Samples were analysed by Cytomics FC500 (Beckman Coulter, Brea, CA, USA). Data acquisition and analysis were done using CXP 2.2 software (Beckman Coulter).
4.5. ELISA
The total amount of IL-8 in cell culture media was measured by Enzyme-Linked Immunosorbent Assay (ELISA) kit (Cat. No. IL-8: SEA080Hu-96, Cloud-Clone Corp, Katy, TX, USA) according to the manufacturer’s instruction.
4.6. qPCR
Total RNA was extracted from LAM/TSC cells or PLFs, grown in standard condition or in the CM, using NucleoZOL (Macherey-Nagel, Düren, Germany) and phenol-clorophorm method. cDNA was synthesized from 1 μg of total RNA using the High-Capacity cDNA Reverse Transcription Kit (Applied Biosystems, Thermo Fisher Scientific) and random primers. qPCR was performed on a Roche LightCycler 480 qPCR machine using precision TB Green Premix Ex TaqII (Tli RNaseH Plus, Takara Bio, Saint-Germain-en-Laye, France) qPCR Master Mix with SYBR Green (Takara Bio, Saint-Germain-en-Laye, France). First-strand DNA synthesis reactions without reverse transcriptase were used as controls. Triplicate samples are run in all reactions. The quantification cycle (ΔCq) value and the ΔΔCq were calculated relative to control samples using Cq threshold values that are normalized to the housekeeping gene GAPDH, RPLP0, RPL13A.

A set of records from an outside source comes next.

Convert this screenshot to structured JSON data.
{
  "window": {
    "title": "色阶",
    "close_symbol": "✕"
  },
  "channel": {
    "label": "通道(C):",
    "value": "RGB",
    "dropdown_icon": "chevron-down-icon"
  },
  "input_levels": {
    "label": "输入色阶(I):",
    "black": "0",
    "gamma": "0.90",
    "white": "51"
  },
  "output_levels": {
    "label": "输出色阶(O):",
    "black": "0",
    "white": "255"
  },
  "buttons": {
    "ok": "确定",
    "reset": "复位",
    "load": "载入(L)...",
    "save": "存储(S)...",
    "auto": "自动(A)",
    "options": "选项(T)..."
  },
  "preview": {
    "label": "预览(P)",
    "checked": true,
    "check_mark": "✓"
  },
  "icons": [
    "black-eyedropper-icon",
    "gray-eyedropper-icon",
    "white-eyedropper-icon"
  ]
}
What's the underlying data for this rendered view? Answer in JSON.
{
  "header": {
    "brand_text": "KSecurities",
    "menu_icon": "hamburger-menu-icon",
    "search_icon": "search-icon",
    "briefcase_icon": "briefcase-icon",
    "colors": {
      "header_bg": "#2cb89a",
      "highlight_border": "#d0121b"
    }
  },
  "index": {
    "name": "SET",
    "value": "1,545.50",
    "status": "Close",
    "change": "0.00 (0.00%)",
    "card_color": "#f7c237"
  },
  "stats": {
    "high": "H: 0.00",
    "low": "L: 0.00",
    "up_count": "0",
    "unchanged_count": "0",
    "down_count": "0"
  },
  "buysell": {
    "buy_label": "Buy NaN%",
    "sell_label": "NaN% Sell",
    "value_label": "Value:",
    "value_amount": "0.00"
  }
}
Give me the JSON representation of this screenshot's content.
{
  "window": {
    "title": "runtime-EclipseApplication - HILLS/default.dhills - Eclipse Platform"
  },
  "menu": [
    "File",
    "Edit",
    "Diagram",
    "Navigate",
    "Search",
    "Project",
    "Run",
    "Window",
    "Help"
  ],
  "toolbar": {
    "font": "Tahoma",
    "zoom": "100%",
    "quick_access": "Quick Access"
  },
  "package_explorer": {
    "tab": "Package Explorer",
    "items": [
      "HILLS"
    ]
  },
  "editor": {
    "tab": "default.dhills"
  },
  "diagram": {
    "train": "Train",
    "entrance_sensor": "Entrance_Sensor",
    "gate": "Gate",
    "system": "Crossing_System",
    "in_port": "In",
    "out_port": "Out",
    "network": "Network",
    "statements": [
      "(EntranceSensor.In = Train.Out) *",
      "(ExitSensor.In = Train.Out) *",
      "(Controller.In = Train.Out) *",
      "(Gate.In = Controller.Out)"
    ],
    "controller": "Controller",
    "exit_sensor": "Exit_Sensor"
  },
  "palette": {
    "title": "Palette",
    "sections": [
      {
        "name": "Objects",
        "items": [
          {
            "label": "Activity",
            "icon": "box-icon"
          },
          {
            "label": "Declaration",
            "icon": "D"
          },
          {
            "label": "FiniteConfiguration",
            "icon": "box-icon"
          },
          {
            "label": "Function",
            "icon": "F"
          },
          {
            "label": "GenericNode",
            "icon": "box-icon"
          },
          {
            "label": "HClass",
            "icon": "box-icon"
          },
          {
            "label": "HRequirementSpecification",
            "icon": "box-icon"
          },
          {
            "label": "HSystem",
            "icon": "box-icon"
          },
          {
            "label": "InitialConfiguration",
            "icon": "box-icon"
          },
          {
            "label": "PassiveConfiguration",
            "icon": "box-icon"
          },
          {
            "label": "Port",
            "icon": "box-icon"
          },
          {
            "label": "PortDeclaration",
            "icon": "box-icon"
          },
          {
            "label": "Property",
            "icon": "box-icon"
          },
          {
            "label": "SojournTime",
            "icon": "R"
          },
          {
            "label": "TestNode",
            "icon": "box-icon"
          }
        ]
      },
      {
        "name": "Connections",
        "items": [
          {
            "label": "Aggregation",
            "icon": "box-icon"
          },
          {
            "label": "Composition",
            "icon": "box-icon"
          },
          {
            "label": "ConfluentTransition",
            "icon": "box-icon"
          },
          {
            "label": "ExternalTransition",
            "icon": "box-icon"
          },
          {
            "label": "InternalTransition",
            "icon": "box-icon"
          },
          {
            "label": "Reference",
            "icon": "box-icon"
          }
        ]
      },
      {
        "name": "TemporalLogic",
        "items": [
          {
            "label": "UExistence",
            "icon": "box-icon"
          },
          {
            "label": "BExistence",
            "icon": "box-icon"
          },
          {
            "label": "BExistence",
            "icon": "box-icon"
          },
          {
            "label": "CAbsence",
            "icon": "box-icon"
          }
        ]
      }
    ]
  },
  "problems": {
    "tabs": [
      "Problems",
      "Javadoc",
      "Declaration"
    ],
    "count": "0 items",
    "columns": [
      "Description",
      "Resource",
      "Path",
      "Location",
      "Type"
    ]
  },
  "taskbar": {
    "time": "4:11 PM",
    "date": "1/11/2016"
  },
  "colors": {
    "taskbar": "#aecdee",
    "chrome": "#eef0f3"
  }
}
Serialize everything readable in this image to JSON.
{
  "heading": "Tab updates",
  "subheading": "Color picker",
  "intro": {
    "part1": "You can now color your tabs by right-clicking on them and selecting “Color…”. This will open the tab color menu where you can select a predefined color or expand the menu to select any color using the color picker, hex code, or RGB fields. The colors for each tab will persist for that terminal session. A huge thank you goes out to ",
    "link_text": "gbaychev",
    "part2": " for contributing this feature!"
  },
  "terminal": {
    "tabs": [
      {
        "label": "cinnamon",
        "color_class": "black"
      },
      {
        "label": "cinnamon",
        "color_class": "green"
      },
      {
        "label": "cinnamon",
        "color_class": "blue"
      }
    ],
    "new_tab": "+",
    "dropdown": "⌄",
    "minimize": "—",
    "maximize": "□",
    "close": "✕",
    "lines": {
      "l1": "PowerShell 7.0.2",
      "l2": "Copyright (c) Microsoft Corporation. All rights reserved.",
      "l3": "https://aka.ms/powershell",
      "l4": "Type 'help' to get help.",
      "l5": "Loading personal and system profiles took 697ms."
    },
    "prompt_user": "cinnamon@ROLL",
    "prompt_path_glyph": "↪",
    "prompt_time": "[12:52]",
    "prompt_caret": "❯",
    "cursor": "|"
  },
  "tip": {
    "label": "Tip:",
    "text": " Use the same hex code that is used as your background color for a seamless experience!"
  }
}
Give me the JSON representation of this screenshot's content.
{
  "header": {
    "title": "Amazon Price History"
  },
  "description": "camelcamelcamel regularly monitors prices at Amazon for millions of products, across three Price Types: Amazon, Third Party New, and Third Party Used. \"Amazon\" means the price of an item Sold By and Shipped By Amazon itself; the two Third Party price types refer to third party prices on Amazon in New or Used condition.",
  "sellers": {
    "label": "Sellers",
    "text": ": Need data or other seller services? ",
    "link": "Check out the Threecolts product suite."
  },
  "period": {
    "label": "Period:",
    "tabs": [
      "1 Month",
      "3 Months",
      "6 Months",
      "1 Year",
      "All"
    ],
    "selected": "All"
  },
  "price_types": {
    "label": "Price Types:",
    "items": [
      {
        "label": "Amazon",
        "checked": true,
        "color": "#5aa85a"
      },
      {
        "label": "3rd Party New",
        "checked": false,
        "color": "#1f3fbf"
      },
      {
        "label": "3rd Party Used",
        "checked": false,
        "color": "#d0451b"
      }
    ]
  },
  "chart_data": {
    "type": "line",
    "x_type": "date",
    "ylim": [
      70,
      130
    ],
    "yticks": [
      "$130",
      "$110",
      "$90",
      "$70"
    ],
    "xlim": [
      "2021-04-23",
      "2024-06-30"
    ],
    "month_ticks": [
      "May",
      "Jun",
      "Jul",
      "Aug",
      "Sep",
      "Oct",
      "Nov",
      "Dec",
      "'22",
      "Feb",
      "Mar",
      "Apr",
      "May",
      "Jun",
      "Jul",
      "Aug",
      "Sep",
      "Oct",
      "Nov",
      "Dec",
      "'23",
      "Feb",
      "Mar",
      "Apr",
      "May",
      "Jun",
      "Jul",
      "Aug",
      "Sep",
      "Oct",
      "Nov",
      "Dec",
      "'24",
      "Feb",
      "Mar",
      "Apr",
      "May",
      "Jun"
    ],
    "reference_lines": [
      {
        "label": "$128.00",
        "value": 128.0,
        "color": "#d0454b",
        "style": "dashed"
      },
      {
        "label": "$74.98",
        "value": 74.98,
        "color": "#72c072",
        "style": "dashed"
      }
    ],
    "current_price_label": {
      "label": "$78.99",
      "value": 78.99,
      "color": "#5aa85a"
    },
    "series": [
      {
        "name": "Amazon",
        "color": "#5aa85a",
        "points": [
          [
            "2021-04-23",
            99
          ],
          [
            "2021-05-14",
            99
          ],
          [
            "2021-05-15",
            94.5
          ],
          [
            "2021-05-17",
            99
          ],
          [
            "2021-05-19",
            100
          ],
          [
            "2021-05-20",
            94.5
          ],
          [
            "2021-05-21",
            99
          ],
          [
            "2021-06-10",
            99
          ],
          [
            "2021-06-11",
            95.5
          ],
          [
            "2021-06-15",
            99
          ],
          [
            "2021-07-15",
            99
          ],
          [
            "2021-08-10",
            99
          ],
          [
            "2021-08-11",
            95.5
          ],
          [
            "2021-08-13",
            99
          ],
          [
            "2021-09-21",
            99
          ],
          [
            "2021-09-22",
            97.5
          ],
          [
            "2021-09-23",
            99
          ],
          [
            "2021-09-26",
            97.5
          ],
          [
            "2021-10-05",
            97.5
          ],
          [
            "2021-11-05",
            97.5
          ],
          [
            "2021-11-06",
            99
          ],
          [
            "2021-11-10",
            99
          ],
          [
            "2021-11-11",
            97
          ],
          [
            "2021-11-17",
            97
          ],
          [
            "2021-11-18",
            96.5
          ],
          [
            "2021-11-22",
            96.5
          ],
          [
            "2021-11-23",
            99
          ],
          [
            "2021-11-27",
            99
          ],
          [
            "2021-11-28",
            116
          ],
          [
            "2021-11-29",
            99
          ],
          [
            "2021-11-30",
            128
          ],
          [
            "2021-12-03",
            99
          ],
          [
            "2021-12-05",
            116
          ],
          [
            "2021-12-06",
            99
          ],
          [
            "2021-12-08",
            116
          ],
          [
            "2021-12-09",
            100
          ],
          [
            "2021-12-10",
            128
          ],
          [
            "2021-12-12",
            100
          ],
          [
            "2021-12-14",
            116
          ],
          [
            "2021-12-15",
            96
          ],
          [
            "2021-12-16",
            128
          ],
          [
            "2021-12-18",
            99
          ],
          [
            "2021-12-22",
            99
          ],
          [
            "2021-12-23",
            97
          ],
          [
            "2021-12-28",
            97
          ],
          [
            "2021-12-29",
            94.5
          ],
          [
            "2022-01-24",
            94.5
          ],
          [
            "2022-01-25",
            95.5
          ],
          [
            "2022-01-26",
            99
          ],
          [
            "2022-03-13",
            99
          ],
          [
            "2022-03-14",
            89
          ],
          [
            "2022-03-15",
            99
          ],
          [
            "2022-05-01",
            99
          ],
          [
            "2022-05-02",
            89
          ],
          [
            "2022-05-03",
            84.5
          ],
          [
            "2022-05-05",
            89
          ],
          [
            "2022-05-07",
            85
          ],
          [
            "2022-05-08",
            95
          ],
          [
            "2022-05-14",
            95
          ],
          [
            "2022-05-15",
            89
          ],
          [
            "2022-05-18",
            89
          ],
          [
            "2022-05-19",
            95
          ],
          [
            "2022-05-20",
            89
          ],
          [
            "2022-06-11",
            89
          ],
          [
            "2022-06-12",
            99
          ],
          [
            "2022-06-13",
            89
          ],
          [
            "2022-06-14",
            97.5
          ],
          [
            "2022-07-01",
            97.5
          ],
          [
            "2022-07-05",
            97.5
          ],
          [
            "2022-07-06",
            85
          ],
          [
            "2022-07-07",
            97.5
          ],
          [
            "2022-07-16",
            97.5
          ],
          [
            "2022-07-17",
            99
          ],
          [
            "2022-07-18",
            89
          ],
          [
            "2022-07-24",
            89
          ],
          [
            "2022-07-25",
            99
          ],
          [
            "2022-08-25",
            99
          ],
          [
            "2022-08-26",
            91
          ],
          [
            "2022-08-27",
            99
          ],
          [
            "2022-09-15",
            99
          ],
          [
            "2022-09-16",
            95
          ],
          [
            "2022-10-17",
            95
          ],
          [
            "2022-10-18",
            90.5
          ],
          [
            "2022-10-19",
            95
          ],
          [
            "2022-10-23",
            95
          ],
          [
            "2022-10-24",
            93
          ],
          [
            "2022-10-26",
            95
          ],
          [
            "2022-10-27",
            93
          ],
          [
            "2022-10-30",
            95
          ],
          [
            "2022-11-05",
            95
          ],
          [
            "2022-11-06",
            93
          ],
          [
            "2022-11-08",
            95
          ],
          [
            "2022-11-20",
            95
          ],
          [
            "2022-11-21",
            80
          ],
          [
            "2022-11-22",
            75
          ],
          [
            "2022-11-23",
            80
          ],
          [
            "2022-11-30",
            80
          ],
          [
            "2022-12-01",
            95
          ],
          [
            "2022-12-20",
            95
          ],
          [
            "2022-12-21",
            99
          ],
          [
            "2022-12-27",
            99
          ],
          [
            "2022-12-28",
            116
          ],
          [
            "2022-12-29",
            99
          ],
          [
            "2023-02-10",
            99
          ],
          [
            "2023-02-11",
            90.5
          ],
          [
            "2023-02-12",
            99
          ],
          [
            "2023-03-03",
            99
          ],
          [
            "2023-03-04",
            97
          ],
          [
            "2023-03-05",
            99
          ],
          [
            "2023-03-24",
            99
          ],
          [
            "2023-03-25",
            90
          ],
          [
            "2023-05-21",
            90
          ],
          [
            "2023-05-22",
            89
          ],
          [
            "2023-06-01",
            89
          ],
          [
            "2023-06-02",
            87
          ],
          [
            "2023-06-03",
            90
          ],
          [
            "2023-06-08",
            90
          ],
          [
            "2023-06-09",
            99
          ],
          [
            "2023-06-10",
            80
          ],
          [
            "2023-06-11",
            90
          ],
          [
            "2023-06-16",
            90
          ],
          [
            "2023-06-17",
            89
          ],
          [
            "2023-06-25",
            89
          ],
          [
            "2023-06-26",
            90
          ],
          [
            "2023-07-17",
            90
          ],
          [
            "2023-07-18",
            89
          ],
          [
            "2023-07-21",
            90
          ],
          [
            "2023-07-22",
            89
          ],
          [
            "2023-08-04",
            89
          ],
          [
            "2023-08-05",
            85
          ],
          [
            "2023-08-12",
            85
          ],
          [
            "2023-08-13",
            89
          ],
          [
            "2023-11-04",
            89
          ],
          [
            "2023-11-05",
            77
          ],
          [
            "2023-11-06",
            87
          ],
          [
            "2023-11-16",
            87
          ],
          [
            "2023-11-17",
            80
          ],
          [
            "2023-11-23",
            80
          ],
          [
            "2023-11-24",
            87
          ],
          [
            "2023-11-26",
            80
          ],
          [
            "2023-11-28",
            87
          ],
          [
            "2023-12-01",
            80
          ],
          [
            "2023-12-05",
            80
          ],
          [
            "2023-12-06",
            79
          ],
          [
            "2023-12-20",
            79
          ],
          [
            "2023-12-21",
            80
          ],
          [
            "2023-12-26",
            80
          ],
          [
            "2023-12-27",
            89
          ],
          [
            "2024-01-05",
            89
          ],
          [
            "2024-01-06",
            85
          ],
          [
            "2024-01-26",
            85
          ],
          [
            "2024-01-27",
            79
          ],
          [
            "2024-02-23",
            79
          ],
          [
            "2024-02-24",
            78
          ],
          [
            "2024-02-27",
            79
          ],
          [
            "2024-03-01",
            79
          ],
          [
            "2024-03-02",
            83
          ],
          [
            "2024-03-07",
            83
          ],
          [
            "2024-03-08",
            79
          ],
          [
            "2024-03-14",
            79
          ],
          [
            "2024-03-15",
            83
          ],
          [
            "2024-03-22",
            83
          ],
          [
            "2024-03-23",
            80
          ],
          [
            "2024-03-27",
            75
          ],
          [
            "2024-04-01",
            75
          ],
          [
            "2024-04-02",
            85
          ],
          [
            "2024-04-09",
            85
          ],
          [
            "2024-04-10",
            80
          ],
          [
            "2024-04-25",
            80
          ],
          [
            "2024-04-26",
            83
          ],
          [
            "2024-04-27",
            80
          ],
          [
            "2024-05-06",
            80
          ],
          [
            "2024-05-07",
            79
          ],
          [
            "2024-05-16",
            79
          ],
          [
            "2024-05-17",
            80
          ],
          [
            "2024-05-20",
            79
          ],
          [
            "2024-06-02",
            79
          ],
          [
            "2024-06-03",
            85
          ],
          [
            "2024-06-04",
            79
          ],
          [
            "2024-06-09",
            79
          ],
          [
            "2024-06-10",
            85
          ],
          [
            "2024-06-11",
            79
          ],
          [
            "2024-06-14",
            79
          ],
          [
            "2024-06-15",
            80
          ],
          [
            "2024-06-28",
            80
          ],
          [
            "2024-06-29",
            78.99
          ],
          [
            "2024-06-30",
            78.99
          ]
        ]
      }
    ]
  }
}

The primers used were as follows:
h_GAPDH, forward (fw), 5′-agccacatcgctcagacac-3′;
reverse (rv), 5′-gcccaatacgaccaaatcc-3′;
h_RPLP0, fw, 5′-tctacaaccctgaagtgcttgat-3′;
rv, 5′-caatctgcagacagacactgg-3′;
h_RPL13A, fw, 5′-CCTGGAGGAGAAGAGGAAAGAGA-3′;
rv, 5′-TTGAGGACCTCTGTGTATTTGTCAA-3′;
h_IL8, fw, 5′-TTTCCACCCCAAATTTATCAAAG-3′;
rv, 5′-CAGACAGAGCTCTCTTCCATCAGA-3′
4.7. Statistical Analysis
Statistical analysis was performed with the GraphPad Prism 7.02 software. (GraphPad Software, San Diego, CA, USA). Differences between the mean measurement of each sample were analysed using Student’s t-test for single comparison or one-way Analysis of Variance (ANOVA) followed by the Tukey’s test for multiple comparisons, when appropriate. Results are presented as mean ± standard error of the mean (SEM). p values were considered significant as reported in each figure.